An attacker can forge a link that would make the logged-in user send him money, This link will look something like this:

www.bank.com/transfer.php?to=attacker&amount=1000

The attacker can then induce the legitimate user to access this link by sending it through a phishing email, or through another malicious website that the attacker controls.

Once the user clicks on the link, then an amount of 1000$ will get transferred to the attacker from the victim’s account.

This is just one example of the many CSRF attack scenarios. Other examples include password resets, items added to a shopping cart, and stolen sensitive information. All that without the user’s knowledge.

GET vs POST

In this example, the website allows state changing operations using the GET method. Such websites are a golden mine for a malicious actor. Since the GET method contains the parameters in the link, the attacker will only have to send a forged link to a legitimate user as we did here.

For this reason, using the POST method for state-changing operations is preferrable.

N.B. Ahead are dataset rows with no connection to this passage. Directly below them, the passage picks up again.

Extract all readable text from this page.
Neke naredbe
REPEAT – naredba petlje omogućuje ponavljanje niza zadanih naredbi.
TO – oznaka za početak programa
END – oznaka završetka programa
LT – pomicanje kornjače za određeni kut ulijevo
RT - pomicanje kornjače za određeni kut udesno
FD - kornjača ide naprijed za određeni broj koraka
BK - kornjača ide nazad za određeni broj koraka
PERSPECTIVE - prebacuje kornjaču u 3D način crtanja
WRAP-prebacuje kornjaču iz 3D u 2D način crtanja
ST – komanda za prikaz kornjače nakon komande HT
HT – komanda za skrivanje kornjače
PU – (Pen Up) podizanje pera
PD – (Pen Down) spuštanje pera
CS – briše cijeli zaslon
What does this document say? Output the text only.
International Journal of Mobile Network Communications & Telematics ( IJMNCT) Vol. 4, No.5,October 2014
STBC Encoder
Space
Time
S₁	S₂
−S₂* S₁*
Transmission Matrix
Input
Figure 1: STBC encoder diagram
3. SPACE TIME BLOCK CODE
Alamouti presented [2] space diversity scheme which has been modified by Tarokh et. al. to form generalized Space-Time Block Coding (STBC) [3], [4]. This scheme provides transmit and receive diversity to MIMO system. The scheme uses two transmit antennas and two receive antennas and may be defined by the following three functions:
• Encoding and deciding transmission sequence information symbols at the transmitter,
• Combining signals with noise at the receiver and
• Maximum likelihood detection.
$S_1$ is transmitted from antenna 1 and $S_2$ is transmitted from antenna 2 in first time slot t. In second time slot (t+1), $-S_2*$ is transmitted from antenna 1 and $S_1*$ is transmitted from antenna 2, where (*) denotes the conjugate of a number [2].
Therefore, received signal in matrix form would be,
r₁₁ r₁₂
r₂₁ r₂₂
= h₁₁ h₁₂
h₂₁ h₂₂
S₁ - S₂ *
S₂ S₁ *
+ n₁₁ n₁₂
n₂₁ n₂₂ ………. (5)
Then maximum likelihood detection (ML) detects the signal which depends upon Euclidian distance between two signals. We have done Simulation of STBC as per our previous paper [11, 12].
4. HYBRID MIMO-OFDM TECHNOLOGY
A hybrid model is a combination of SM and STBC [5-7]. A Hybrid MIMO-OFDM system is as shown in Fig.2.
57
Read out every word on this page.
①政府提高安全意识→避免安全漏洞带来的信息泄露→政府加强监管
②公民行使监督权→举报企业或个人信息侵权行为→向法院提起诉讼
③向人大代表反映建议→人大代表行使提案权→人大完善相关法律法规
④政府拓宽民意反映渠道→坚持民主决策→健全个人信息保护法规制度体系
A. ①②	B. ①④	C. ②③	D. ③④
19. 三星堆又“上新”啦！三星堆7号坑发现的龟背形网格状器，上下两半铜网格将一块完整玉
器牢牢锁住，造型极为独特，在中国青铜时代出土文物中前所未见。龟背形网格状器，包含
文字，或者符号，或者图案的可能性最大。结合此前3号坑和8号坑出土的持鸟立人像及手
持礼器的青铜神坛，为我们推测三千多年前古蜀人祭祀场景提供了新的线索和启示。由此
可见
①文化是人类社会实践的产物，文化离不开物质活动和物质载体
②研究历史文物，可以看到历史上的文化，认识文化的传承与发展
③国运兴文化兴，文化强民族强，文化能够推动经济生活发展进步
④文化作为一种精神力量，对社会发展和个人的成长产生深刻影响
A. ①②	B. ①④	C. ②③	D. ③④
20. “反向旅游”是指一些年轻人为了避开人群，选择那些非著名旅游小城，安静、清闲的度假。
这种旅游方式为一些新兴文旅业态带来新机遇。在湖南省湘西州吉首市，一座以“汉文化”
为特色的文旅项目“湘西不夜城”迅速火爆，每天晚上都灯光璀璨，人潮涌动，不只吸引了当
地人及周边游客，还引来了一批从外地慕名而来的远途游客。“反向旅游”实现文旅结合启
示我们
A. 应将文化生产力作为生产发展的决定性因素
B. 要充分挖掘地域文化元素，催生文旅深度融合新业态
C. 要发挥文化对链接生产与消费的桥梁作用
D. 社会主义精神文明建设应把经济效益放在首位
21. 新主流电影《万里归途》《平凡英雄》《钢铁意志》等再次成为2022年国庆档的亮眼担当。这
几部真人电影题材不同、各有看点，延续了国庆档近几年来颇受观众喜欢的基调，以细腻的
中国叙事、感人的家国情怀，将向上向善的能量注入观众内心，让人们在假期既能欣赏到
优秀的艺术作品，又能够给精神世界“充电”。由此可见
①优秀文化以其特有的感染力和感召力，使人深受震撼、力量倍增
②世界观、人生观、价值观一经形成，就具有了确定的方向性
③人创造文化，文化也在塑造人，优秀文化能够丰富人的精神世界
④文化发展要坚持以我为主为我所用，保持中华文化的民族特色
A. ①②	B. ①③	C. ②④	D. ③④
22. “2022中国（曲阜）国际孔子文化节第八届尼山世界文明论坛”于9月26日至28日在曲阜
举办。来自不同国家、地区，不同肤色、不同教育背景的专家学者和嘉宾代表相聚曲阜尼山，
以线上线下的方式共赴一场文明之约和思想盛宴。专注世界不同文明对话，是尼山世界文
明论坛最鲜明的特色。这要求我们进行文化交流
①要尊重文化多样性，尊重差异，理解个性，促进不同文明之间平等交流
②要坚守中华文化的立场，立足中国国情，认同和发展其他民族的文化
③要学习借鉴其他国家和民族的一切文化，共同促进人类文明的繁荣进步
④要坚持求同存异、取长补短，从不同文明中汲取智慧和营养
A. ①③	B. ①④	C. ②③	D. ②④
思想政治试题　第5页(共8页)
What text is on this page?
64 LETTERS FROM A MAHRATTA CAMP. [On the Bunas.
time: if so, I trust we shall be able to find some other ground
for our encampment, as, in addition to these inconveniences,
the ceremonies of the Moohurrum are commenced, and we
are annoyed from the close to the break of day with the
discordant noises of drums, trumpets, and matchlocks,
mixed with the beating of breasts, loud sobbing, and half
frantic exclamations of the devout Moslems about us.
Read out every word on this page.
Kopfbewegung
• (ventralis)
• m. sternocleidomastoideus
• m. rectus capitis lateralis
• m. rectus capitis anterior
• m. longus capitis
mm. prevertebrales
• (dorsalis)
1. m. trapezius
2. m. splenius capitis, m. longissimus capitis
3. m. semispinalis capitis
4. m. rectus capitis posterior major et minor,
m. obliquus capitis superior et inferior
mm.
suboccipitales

It does not include parameters in its link, and requires using a form to send these parameters.

Although the POST method is not entirely immune to CSRF, it just adds another step for the attacker and complicates the delivery process. Instead of delivering a simple link, the attacker will have to create an HTML page with a form that sends the malicious request to the victim’s website.

Web developers should not rely solely on the POST method as the solution to the problem, we will discuss more effective controls against CSRF later in this article.

Causes

As the above process shows, what makes this attack vector possible is the trust that the website has in the browser.

When a user logs in, the website starts a session and provides the associated cookie to the user’s browser. From then on, the browser will include this cookie in all future requests. The website then trusts all requests originating from that browser.

Now, when a user with an active session receives a forged link from an attacker, and they click on it, the browser will include the user’s cookie with the request and the website will see that the request originates from a legitimate user with an active session.

Impact

The impact of CSRF can be devastating for any organization having a website that is vulnerable to this attack. They might have their reputation tarnished, users may become mistrustful of them, and they may even run the risk of incurring regulatory fines.

In addition to attacks targeting end users, an attacker can use CSRF against users with privileged account, such as admins. When successful, this might give the attacker control over the entire web application.

All these are reasons enough to implement good practices to protect against CSRF attacks.

How to protect against CSRF?

Thankfully, your website doesn’t have to be vulnerable to this attack. There are some good practices that you can implement if you want to protect your website against CSRF.

Some of these good practices include:

  • A website should not permit state-changing operations based on GET requests.
  • Always limit session duration for connected users. Websites should terminate sessions whenever users leave the website.
  • Cross-Site Scripting (XSS) prevention controls should also be implemented, since XSS can be used to exploit CSRF.

More importantly, there are two main controls that can help in preventing CSRF attacks against a website, and these are CSRF tokens and SameSite cookie.

CSRF Tokens

Use anti-CSRF tokens with every request that changes a state in the website. The web application should generate these tokens on the server-side and their value should be unpredictable. If a malicious user attempts a CSRF attack, they will never be able to change a state on the website since their request would need to include the associated token, which they do not know.

SameSite Cookie

The SameSite cookie attribute will prevent cookies from being sent in cross-site requests. A website should specify within its response header “Set-Cookie” the value of SameSite to Lax or Strict. This will prevent the browser from sending the session cookie to the website with requests originating from other websites.